Many of them had tear stained cheeks.

“I saw a couple people crying… it was very sad,” said Samantha Chapman, a student of Gilboa Central School District.

They watched and realized that it was their classmates acting as the victims, being pulled from a mangled car, bloodied and injured. One didn’t make it out alive, another was placed in handcuffs.

“Yeah, Luke is also a friend and Emily, so that was weird to see them in it, but it’s eye opening, it’s a realization,” said Jacob Laraway, a senior from Middleburgh High School.

It was too much for 17-year-old Grant Mattice. He had to get up and walk out just minutes into the half hour film.

“I lost my cousin two years ago in a car crash,” Mattice said.

It was something one of the student actors wasn’t aware of until later, but glad to learn that their message was in fact being heard.

“Yeah, I’m glad that we put this point across to them,” Heidi Greiner, a student of Jefferson High School, said.

While it was all an act, students say it felt all too real.

That’s exactly what the creators of Project C.R.A.S.H. wanted.

“Our scenario plays out with drinking and driving, passenger distraction, cell phones, no seat belts, we tried to cover all aspects and that’s all depicted in the movie,” Schoharie County Sheriff’s Deputy Bruce Baker said.

Deputy Baker spearheaded the project and was able to round up dozens of volunteers throughout the county to bring the project to fruition.

Some of those volunteers were from NEWS10, helping to make it as realistic as possible by putting together a fake news report to incorporate as well.

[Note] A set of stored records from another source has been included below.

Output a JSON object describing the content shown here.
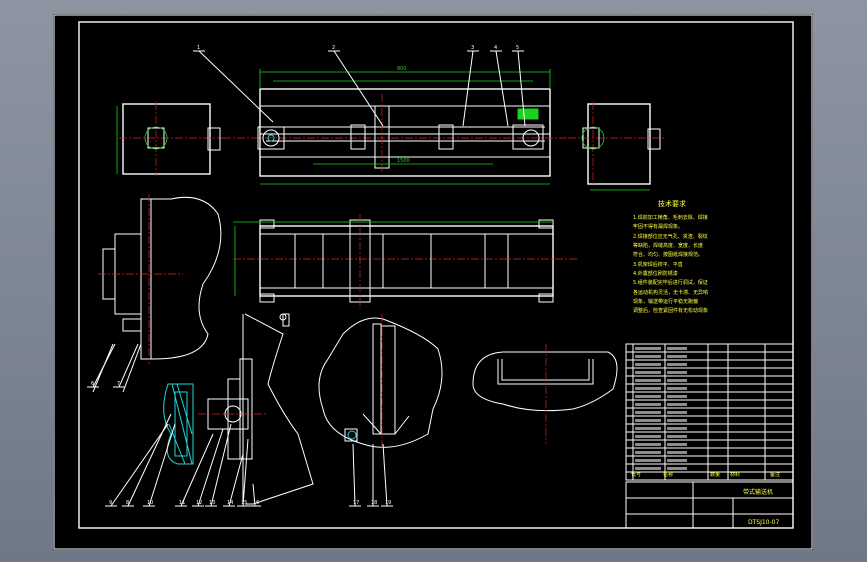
{
  "drawing": {
    "part_labels": [
      "1",
      "2",
      "3",
      "4",
      "5",
      "6",
      "7",
      "8",
      "9",
      "10",
      "11",
      "12",
      "13",
      "14",
      "15",
      "16",
      "17",
      "18",
      "19"
    ],
    "notes_title": "技术要求",
    "notes": [
      "1.焊前加工棱角、毛刺去除、焊接",
      "牢固不得有漏焊现象。",
      "2.焊接部位应无气孔、夹渣、裂纹",
      "等缺陷，焊缝高度、宽度、长度",
      "符合、均匀、按图纸焊接规范。",
      "3.机架焊后校平、平直",
      "4.外露部位刷防锈漆",
      "5.组件装配完毕后进行调试，保证",
      "各运动机构灵活，无卡滞、无异响",
      "现象，输送带运行平稳无跑偏",
      "调整后，检查紧固件有无松动现象"
    ],
    "title_block": {
      "drawing_title": "带式输送机",
      "drawing_number": "DTSJ10-07",
      "material_header": "材料",
      "qty_header": "数量",
      "code_header": "代号",
      "name_header": "名称",
      "remark_header": "备注"
    },
    "colors": {
      "sheet": "#000000",
      "line": "#ffffff",
      "dimension": "#19d11e",
      "centerline": "#e02020",
      "hatch": "#21d6d6",
      "text": "#ffff40"
    }
  }
}
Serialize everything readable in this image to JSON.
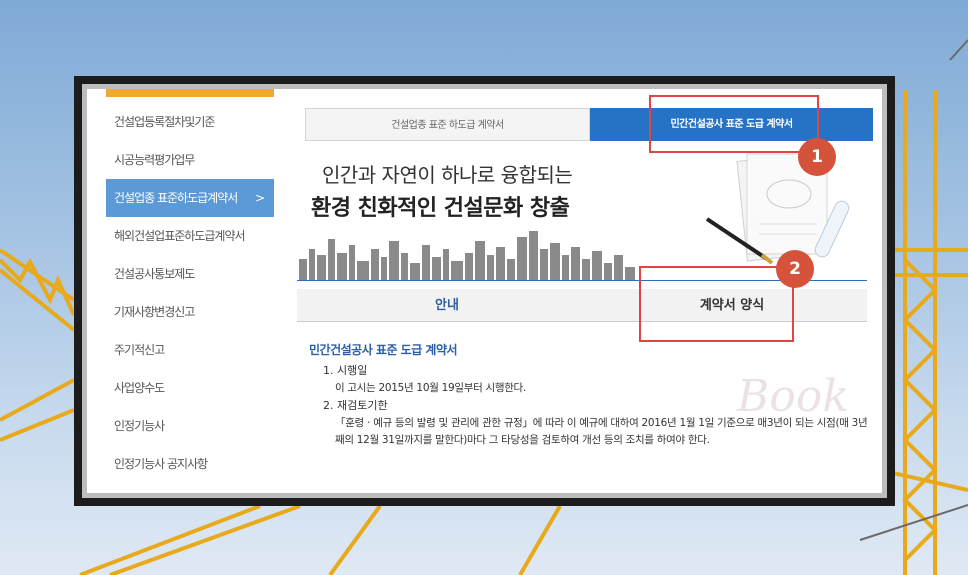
{
  "sidebar": {
    "items": [
      {
        "label": "건설업등록절차및기준"
      },
      {
        "label": "시공능력평가업무"
      },
      {
        "label": "건설업종 표준하도급계약서",
        "active": true,
        "chevron": "chevron-right-icon"
      },
      {
        "label": "해외건설업표준하도급계약서"
      },
      {
        "label": "건설공사통보제도"
      },
      {
        "label": "기재사항변경신고"
      },
      {
        "label": "주기적신고"
      },
      {
        "label": "사업양수도"
      },
      {
        "label": "인정기능사"
      },
      {
        "label": "인정기능사 공지사항"
      }
    ],
    "chevron_glyph": ">"
  },
  "tabs": [
    {
      "label": "건설업종 표준 하도급 계약서"
    },
    {
      "label": "민간건설공사 표준 도급 계약서",
      "active": true
    }
  ],
  "banner": {
    "line1": "인간과 자연이 하나로 융합되는",
    "line2": "환경 친화적인 건설문화 창출"
  },
  "subtabs": [
    {
      "label": "안내"
    },
    {
      "label": "계약서 양식"
    }
  ],
  "document": {
    "title": "민간건설공사 표준 도급 계약서",
    "sections": [
      {
        "heading": "1. 시행일",
        "body": "이 고시는 2015년 10월 19일부터 시행한다."
      },
      {
        "heading": "2. 재검토기한",
        "body": "「훈령ㆍ예규 등의 발령 및 관리에 관한 규정」에 따라 이 예규에 대하여 2016년 1월 1일 기준으로 매3년이 되는 시점(매 3년째의 12월 31일까지를 말한다)마다 그 타당성을 검토하여 개선 등의 조치를 하여야 한다."
      }
    ]
  },
  "annotations": [
    {
      "label": "1"
    },
    {
      "label": "2"
    }
  ],
  "watermark": "Book",
  "colors": {
    "accent_blue": "#2672c4",
    "sidebar_active": "#5b9ad6",
    "sidebar_top_bar": "#efa92f",
    "annotation_red": "#e04545",
    "badge": "#d4533a"
  }
}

It was a county-wide effort, with dozens of volunteers putting in a lot of hours, to send an important message to the future of their community.

“Who didn’t make this happen? Sheriff’s office, Cobleskill PD, Schoharie Council of Alcohol and Substance Abuse, we had five fire departments, life net, three ambulance corps, county corners, [and] towing companies,” Baker said. “The students were phenomenal. One of our students was willing to get into a hearse, that’s pretty substantial,”

“I think a lot of people were moved by the video,” Chapman said.